Die Snowscooter haben Griff- und Fussheizungen, so dass die Extremitäten nicht abfrieren, denn der Fahrtwind kühlt ganz beträchtlich. Jede Stunde haben wir eine Rast gemacht, sind umhergegangen, haben den Kreislauf etwas aktiviert und haben heissen Sirup getrunken. Der Grundumsatz beträgt bei diesen Temperaturen ca. 8000 kcal/Tag!!! Also bekamen wir wie gesagt heissen Sirup: ein Drittel der Tasse wurde mit Sirup gefüllt, der Rest der Tasse mit heissem Wasser. Dieses "Gesöff" hatte eine Konsistenz von Yoghurt und war sehr, sehr süss. Aber ohne den heissen Sirup war es nicht möglich sich warm zu halten.

Der Führer war gesetzlich verpflichtet, einiges mitzunehmen (neben dem Sirup...); Er hatte einen Zusatzschlitten dabei, auf dem man eine Person liegend hätte transportieren können, daneben noch ein Notfallbiwakierzelt, einen Kocher, Essen für fünf Personen für einige Tage, Notpeilsender, Satellitentelefon, Gewehr gegen Eisbären, Leuchtpistolen, eine Axt, Schaufeln, Messer, Plane gegen Unterkühlung, Erste-Hilfe-Koffer u.ä. Zum Glück haben wir von diesen Dingen nie Gebrauch machen müssen.

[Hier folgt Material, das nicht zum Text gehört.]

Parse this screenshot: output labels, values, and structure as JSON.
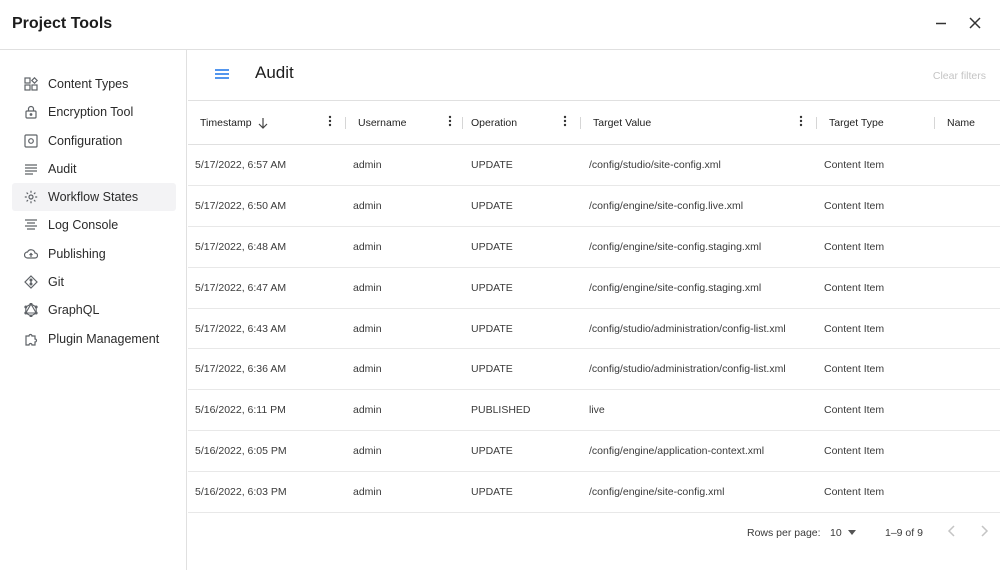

Das Snowscooterfahren ist erstaunlich einfach, sich zu orientieren dafür umso schwerer. Schon nach der dritten Kurve hatte ich keine Ahnung mehr, aus welcher Richtung wir gekommen waren. Wir sind über Gletscher, zugefrorene Fjorde gefahren - wunderschön. Svalbards Leitsatz, hier herrsche die Natur und wir Menschen seien hier nur zu Gast, ist so wahr. Die Natur ist derart stark, und wir sind so klein dagegen.

Der darauffolgende Tag hat dies nur bestätigt. Diesmal waren wir mit Hundeschlitten unterwegs. Was für Hunde das sind! "Born to run", so nennen sie sie hier. 80 bis 90 km/Tag legen sie zurück - und mit welcher Freude! Unsere Ankunft im Zwinger war spektakulär. Das Wetter war die letzten zwei Monate so schlecht gewesen, dass die Einwohner Longyearbyens den Ort nicht hatten verlassen können. Und somit die Hunde natürlich auch nicht. Als wir also ankamen, ging ein riesiges Heulkonzert los. 70 Hunde, die Schnauze in die Höhe gestreckt, in wolfsähnlichem Heulen... Wir haben unsere eigenen Worte nicht mehr verstanden. Die Hunde waren total aufgeregt und haben entsprechend "gezappelt". Dies hat das Einspannen der Schlitten (wir waren auf vier Schlitten unterwegs) zu einem Spektakel werden lassen. Die Huskys sind immer wieder übers Seil gesprungen, dann wieder unten durchgekrochen, haben sich gebalgt, so dass am Ende nur noch ein Knäuel Hunde übrig blieb, den es zu entwirren galt. Dann ging es endlich los. Die Hunde waren paarweise eingespannt, je 6 bis 8 Hunde pro Schlitten. Am vordersten Schlitten waren die Führhunde (die vordersten zwei natürlich), die auf Zurufen von "links" und "rechts" in die entsprechenden Richtungen rannten. Oder besser gesagt rennen sollten. Denn unser Führhund war ein sieben Monate alter "Lehrling", der wie gesagt, seit zwei Monaten nicht mehr richtig im Gespann unterwegs gewesen war und die Umgebung noch nie bei Tageslicht gesehen hatte (Die Polarnacht war ja erst seit 8 Tagen um). Entsprechend erstaunt und begeistert hat er sich die Berge angeschaut und ist dabei, ohne es zu merken, immer in die falsche Richtung gerannt. Unter großem Gelächter unsererseits und grossem Gebrüll von Seiten der Hundeführerin konnten wir "Nestor" schliesslich auf den richtigen Weg führen. Die Fahrt war phantastisch. Wunderschönes Wetter, eine tolle Landschaft, viel Ruhe (die Snowscooter sind laut und stinken), man hörte nur das Tappen der Pfoten, das Knirschen der Schlitten im Schnee und das Hecheln der Hunde. Wirklich ein Erlebnis.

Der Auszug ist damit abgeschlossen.